AB'nin borç krizine giren ülkelerinde bir taraftan vergiler arttırılırken diğer taraftan

harcamalarda kısıntıya gidiliyor. Amaç, bütçe açıklarını ve kamu borçlarını azaltmak. Peki, Türkiye'de durum nasıl ? Gelişmiş ve gelişmekte olan bir çok ülkeyle karşılaştırıldığında, bütçe açıklarını kontrolde Türkiye'nin başarılı olduğu izlenimi edinilebilir, fakat bu yanıltıcıdır. Dünya Gazetesi'nin 22 Temmuz tarihli baskısında "Bütçeyi tüketim kurtardı" başlıklı haber bu konuda

ilginç ipuçları veriyor. Maliye Bakanlığı verilerine dayanılarak verilen haberde, küresel krizden çıkışla birlikte büyüyen Türkiye ekonomisinde artan tüketime bağlı olarak vergilerde meydana gelen artışın bütçe açığını önemli ölçüde azalttığına dikkat çekiliyor. 2008 yılında Ocak-Haziran dönemi itibariyle toplam vergi gelirlerinin % 65.3'ünü oluşturan tüketim üzerinden alınan vergilerin 2009'da % 63.9'a geriledikten sonra, 2010'un aynı döneminde % 66.9'a yükseldiği

görülüyor. Yani toplam vergilerin üçte ikisinden fazla bir bölümü tüketim harcamaları üzerinden alınan vergilerden oluşuyor. Öte yandan, dolaylı vergilerin toplam bütçe gelirleri içindeki payına bakıldığında da görünüm öncekinden daha farklı değil. Yine aynı dönem itibariyle 2008'de toplam bütçe gelirlerinin % 52.7'sini oluşturan dolaylı vergilerin geçen yıl % 49.7 olarak gerçekleştikten sonra, bu yıl % 54.5 oranına ulaştığı görülüyor.

Bu rakamlara bakarak, vergi tabanının yeterince yaygınlaştırılamadığı, kayıtdışı ekonomik faaliyetlerin hala önemini koruduğu ve ekonominin büyük ölçüde tüketime dayalı olarak büyüdüğü söylenebilir. Rakamlar cari işlem ve bütçe açıklarının temelinde yer alan olguya, yani yatırımları dışlayan tüketime dayalı büyüme stratejisine ışık tutması bakımından da önemli. Tüketim harcamalarının yüksekliği tasarrufların düşüklüğüne işaret ediyor.
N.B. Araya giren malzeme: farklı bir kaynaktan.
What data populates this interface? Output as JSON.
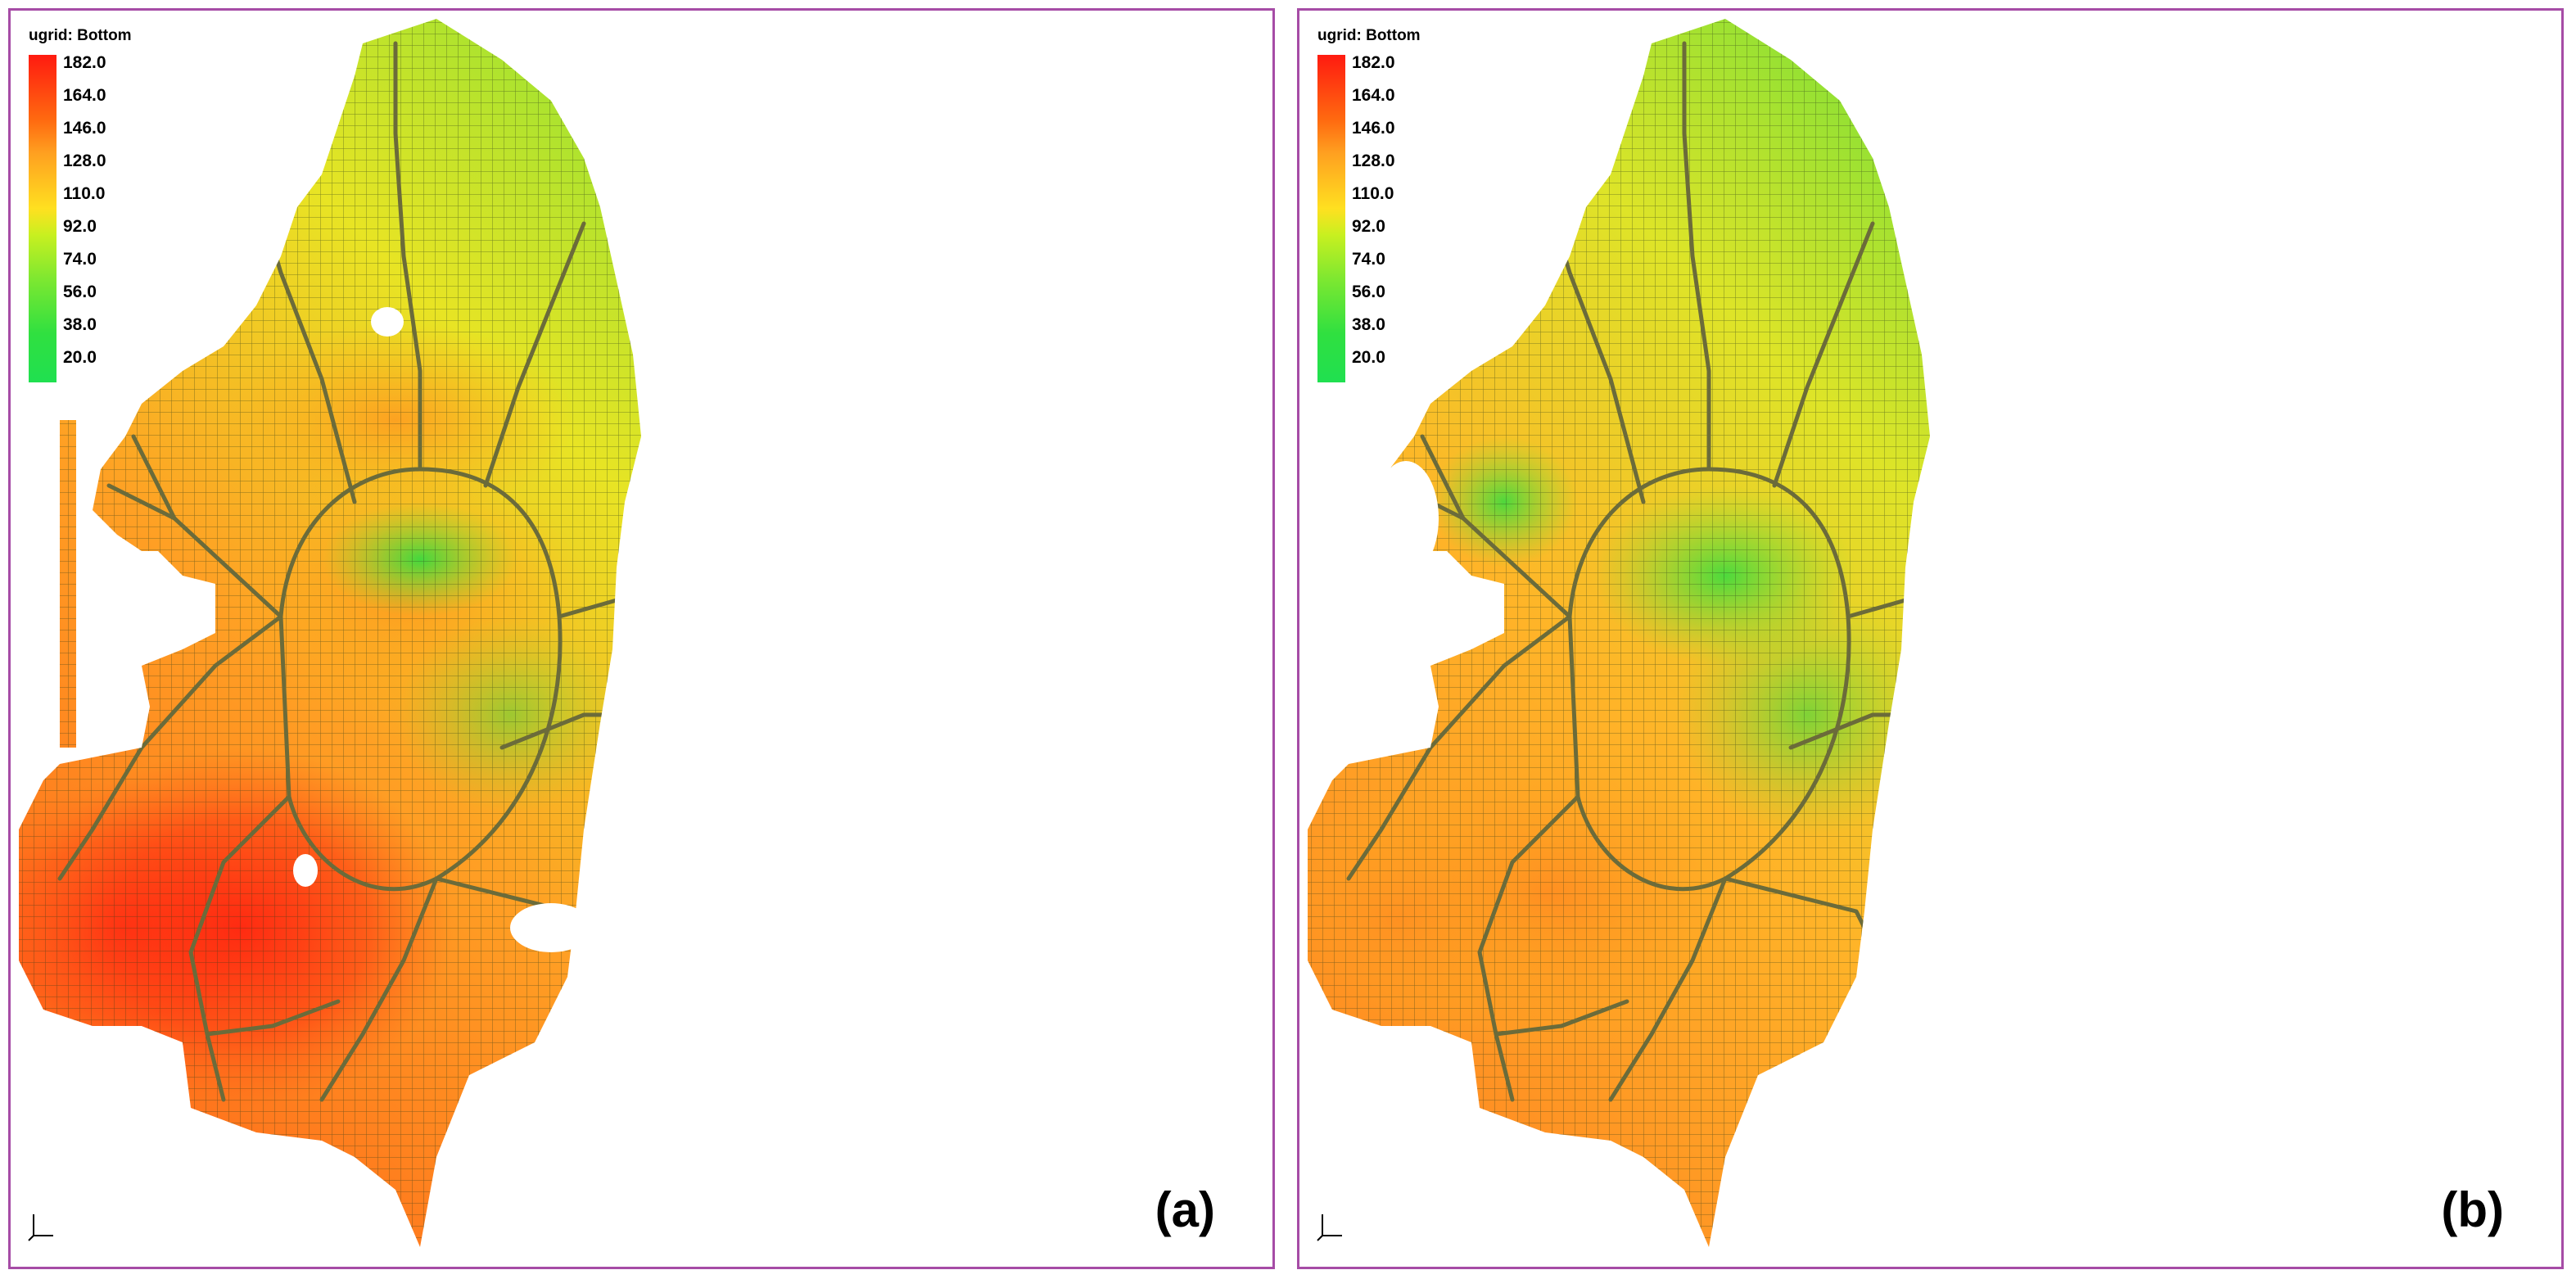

Bunlar orta ve uzun vadede büyümenin sürekliliğini tehdit eden gelişmeler.

Türkiye'nin ileride muhtemel krizlerden mümkün olan en az hasarla çıkması için sıcak para girişlerine olan bağımlılığını azaltması gerekiyor. Bunun önde gelen koşulu ise özel tasarruflardaki artış kadar kamu finansman dengesinin de sağlanması. 2009 yılında %13.7 oranında gerçekleşen özel tasarrufların bu yıl %14 civarında olması bekleniyor. Bu oran, Türkiye'nin de aralarında yer aldığı gelişmekte olan ülkelerdeki tasarruf oranlarının 10-15 puan altında. Yani çok düşük. Diğer taraftan, kamu finansman dengesi denilince, konu Türkiye'de büyük ölçüde giderlerin azaltılması açısından ele alındı. Vergilerin artırılması konusuna ise pek değinilmedi. Halbuki vergi gelirlerinin arttırılması en az harcamaların kontrol altına alınması kadar önemli.
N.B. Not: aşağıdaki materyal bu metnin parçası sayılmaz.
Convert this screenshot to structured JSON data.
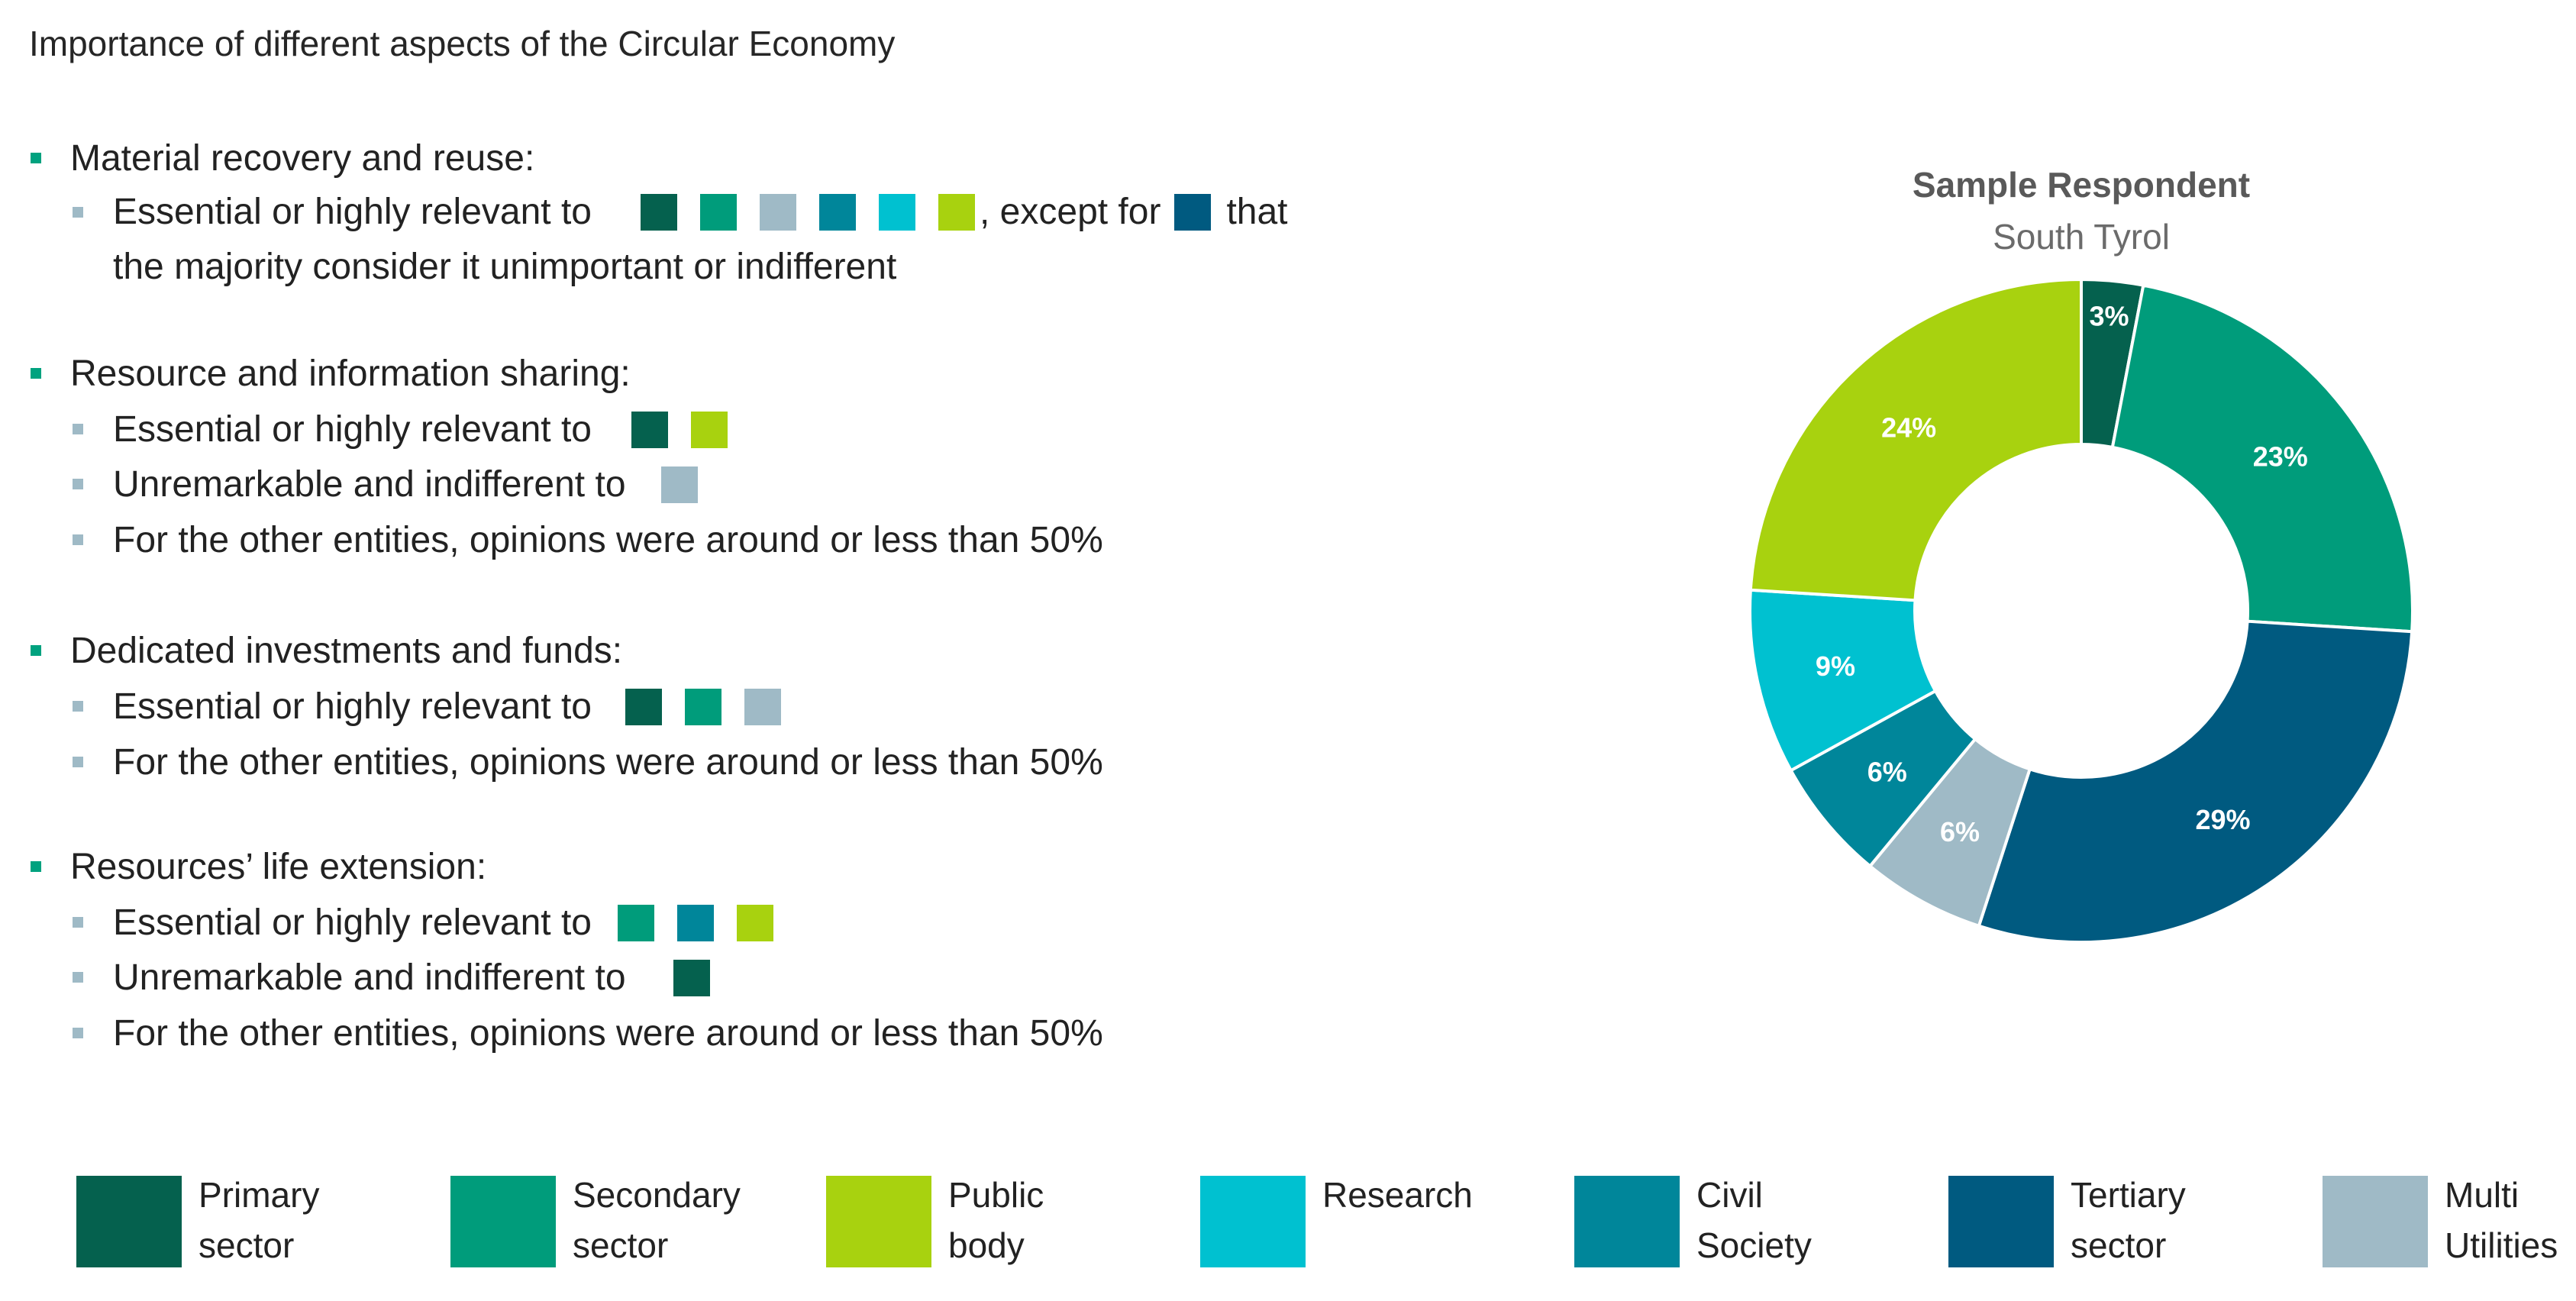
{
  "colors": {
    "primary": "#05614e",
    "secondary": "#009c7b",
    "public": "#a8d20f",
    "research": "#00c1d0",
    "civil": "#00869a",
    "tertiary": "#005a80",
    "multi": "#9fbac6"
  },
  "page_title": "Importance of different aspects of the Circular Economy",
  "sections": [
    {
      "heading": "Material recovery and reuse:",
      "lines": [
        {
          "text": "Essential or highly relevant to",
          "swatches": [
            "primary",
            "secondary",
            "multi",
            "civil",
            "research",
            "public"
          ],
          "after": ", except for",
          "swatch2": "tertiary",
          "after2": "that"
        },
        {
          "text": "the majority consider it unimportant or indifferent"
        }
      ]
    },
    {
      "heading": "Resource and information sharing:",
      "lines": [
        {
          "text": "Essential or highly relevant to",
          "swatches": [
            "primary",
            "public"
          ]
        },
        {
          "text": "Unremarkable and indifferent to",
          "swatches": [
            "multi"
          ]
        },
        {
          "text": "For the other entities, opinions were around or less than 50%"
        }
      ]
    },
    {
      "heading": "Dedicated investments and funds:",
      "lines": [
        {
          "text": "Essential or highly relevant to",
          "swatches": [
            "primary",
            "secondary",
            "multi"
          ]
        },
        {
          "text": "For the other entities, opinions were around or less than 50%"
        }
      ]
    },
    {
      "heading": "Resources’ life extension:",
      "lines": [
        {
          "text": "Essential or highly relevant to",
          "swatches": [
            "secondary",
            "civil",
            "public"
          ]
        },
        {
          "text": "Unremarkable and indifferent to",
          "swatches": [
            "primary"
          ]
        },
        {
          "text": "For the other entities, opinions were around or less than 50%"
        }
      ]
    }
  ],
  "chart_data": {
    "type": "pie",
    "variant": "donut",
    "title": "Sample Respondent",
    "subtitle": "South Tyrol",
    "slices": [
      {
        "name": "Primary sector",
        "key": "primary",
        "value": 3,
        "label": "3%"
      },
      {
        "name": "Secondary sector",
        "key": "secondary",
        "value": 23,
        "label": "23%"
      },
      {
        "name": "Tertiary sector",
        "key": "tertiary",
        "value": 29,
        "label": "29%"
      },
      {
        "name": "Multi Utilities",
        "key": "multi",
        "value": 6,
        "label": "6%"
      },
      {
        "name": "Civil Society",
        "key": "civil",
        "value": 6,
        "label": "6%"
      },
      {
        "name": "Research",
        "key": "research",
        "value": 9,
        "label": "9%"
      },
      {
        "name": "Public body",
        "key": "public",
        "value": 24,
        "label": "24%"
      }
    ]
  },
  "legend": [
    {
      "key": "primary",
      "label": "Primary\nsector"
    },
    {
      "key": "secondary",
      "label": "Secondary\nsector"
    },
    {
      "key": "public",
      "label": "Public\nbody"
    },
    {
      "key": "research",
      "label": "Research"
    },
    {
      "key": "civil",
      "label": "Civil\nSociety"
    },
    {
      "key": "tertiary",
      "label": "Tertiary\nsector"
    },
    {
      "key": "multi",
      "label": "Multi\nUtilities"
    }
  ]
}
Toplam Vergi Gelirleri (% GSYİH)

1975 1985 1990 1995 2000 2006 2007 2008

Almanya 34.3 36.1 34.8 37.2 37.2 35.6 36.2 36.4

Amerika  25.6 25.6 27.3 27.9 29.9 28.2 28.3 26.9

Çek Cumhuriyeti    37.5 35.3 37.1 37.4 36.6

Danimarka 38.4 46.1 46.5 48.8 49.4 49.6 48.7 48.3

İngiltere 34.9 37.0 35.5 34.0 36.4 36.6 36.1 35.7

İspanya 18.4 27.6 32.5 32.1 34.2 36.7 37.2 33.0

Macaristan   41.3 38.0 37.1 39.5 40.1

Polonya   36.2 32.8 34.0 34.9

Slovakya   34.1 29.4 29.4 29.3

Türkiye 11.9 11.5 14.9 16.8 24.2 24.5 23.7 23.5

Yunanistan 19.4 25.5 26.2 28.9 34.0 31.2 32.0 31.3

Kaynak: OECD: 2009, Gelir İstatistikleri, 1965-2008

Tabii ki dolaylı vergileri kastetmiyoruz. Toplam vergi gelirleri içinde yaklaşık %70 civarında bir oran teşkil eden dolaylı vergilerin daha fazla arttırılması olanaksız. Sorunun çözümü doğrudan, bir başka deyişle gelir üzerine salınan vergilerin payının arttırılmasından geçiyor. Bunun için vergi tabanının yaygınlaştırılması, vergi kaçaklarının üzerine gidilmesi şart. Tasarruflar artmadan ve gelir-gider dengesi sağlanmadan Türkiye'nin spekülatif amaçlı sermaye girişlerine olan bağımlılığını azaltması mümkün görünmüyor.